The lesson is that markets work. Katrina-induced supply shortfalls caused an immediate jump in prices, which quickly triggered a series of self-correcting actions. The additional profit motive sent the oil industry scrambling to make repairs even before the floodwaters had receded, bringing supplies back online very quickly. Similarly, the high prices attracted extra gasoline from Europe and elsewhere to the American market.

 

In addition to encouraging more supplies, the price rise also induced the public to cut back on unnecessary driving, temporarily bringing down demand.

 

Thanks to this market response, the pain at the pump didn't last long.

 

The price decline also should help dispel the post-Katrina theories about Big Oil manipulating prices. After all, if the oil companies could create $3 gas whenever they wanted, why would they do so for only a week? And why would they allow declines averaging a cent per day for the past 10 weeks? The steadily plummeting prices after the hurricane season should put such speculation to rest.

 

Too many in Congress still complain about Labor Day gas prices and ignore the subsequent decline and reasons behind it. Several bills seek to impose price controls and windfall profits taxes, which experience shows would do more harm than good.

 

Price controls were tried in the 1970s, and they were an unmitigated disaster. By trying to push prices down below market levels, these federal controls discouraged the forces that lead to increased supply and decreased demand.
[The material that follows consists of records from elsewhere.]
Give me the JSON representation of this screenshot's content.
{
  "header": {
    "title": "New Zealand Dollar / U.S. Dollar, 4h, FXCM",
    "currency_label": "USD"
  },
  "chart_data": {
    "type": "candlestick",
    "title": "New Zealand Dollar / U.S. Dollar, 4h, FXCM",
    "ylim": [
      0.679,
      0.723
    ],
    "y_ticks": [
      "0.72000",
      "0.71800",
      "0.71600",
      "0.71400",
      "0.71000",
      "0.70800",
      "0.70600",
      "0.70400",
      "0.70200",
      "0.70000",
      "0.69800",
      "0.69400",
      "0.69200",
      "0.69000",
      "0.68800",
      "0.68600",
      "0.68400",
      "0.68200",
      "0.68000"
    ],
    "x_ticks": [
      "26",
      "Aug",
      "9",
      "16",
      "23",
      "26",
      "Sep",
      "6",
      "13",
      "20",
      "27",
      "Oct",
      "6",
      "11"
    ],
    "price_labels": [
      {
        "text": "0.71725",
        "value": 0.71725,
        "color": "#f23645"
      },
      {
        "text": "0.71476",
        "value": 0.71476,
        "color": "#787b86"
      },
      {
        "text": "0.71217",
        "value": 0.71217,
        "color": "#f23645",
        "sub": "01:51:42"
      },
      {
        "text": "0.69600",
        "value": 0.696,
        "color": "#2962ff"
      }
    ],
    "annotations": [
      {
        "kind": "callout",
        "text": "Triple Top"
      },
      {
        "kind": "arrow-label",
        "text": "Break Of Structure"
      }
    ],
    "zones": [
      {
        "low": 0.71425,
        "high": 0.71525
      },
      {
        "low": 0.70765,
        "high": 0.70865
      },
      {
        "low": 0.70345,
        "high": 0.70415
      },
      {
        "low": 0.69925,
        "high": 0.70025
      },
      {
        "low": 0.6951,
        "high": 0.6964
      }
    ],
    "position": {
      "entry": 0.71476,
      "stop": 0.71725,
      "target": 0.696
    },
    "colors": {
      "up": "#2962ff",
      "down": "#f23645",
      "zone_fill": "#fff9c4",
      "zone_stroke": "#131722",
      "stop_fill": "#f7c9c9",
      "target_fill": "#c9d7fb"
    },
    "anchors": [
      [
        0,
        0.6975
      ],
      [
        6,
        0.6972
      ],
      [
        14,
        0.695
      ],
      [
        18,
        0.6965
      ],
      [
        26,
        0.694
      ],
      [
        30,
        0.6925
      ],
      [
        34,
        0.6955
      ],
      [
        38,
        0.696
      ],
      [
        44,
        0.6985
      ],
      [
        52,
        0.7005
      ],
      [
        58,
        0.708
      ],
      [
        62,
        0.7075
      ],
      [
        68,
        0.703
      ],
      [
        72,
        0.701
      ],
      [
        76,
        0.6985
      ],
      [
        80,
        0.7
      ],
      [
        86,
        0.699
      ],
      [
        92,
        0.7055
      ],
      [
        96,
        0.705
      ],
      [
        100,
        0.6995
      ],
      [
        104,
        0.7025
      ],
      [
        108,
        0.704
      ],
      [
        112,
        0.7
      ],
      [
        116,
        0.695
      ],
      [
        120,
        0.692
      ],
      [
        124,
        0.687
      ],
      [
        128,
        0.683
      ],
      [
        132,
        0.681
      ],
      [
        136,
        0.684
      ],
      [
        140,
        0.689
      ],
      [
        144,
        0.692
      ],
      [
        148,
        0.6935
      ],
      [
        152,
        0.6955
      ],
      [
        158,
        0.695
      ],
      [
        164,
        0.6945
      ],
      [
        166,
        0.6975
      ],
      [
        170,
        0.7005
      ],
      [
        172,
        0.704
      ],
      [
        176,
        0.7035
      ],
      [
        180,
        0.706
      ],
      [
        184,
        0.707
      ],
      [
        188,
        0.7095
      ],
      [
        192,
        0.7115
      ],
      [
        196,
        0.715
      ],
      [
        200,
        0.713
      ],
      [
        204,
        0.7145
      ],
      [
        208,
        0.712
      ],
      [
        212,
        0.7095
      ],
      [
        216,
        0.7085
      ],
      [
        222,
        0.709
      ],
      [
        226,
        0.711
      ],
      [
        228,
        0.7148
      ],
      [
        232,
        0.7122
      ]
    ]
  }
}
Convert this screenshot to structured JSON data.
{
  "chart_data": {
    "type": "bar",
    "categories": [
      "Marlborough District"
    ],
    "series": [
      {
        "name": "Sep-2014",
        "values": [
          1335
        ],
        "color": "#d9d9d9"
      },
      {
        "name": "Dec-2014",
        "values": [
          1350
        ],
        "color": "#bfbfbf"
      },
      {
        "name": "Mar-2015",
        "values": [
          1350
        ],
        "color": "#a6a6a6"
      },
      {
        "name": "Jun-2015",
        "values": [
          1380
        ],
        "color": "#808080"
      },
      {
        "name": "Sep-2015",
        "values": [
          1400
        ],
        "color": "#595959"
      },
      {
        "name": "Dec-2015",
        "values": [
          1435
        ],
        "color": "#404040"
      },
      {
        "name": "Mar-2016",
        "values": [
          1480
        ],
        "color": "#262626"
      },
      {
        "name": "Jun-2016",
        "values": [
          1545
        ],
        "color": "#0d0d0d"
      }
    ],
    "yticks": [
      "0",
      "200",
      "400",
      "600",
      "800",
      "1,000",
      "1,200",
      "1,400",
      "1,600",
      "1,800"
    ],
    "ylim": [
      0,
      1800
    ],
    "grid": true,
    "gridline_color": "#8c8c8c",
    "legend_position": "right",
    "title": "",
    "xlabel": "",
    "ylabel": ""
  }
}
Thus, rather than a brief price spike being quickly alleviated, price controls served only to prolong the agony. We saw numerous gas shortages lasting for months at a stretch during the 1970s, and we would see them again if price controls were brought back.

 

Similarly, the windfall profits tax, designed to confiscate oil-company profits in a time of high prices, actually would discourage producers from bringing badly-needed fuel to market during a crisis. Few oil companies would go to the difficult and costly lengths to rush supplies to a market that sorely needs it if the government would take most of the profits for doing so.

 

In other words, Washington's favorite solutions wouldn't have helped had they been in place after Katrina. Quite the contrary, they likely would have derailed the price decline.

 

Nonetheless, there are things Congress should do. Markets work, but only to the extent they are not hampered by federal laws and regulations. Thus, the government should consider streamlining the many burdensome regulations that make it difficult to expand oil-refining capacity. Congress should allow access to domestic energy supplies that are currently off-limits, including the estimated 10 billion barrels of oil in Alaska's Arctic National Wildlife Refuge (ANWR).

 

But other than that, Washington should give thanks for the remarkable and ongoing drop in the price at the pump -- and avoid doing anything that would get in its way.



Ben Lieberman is a senior policy analyst at The Heritage Foundation (heritage.org), a Washington-based public policy research institute.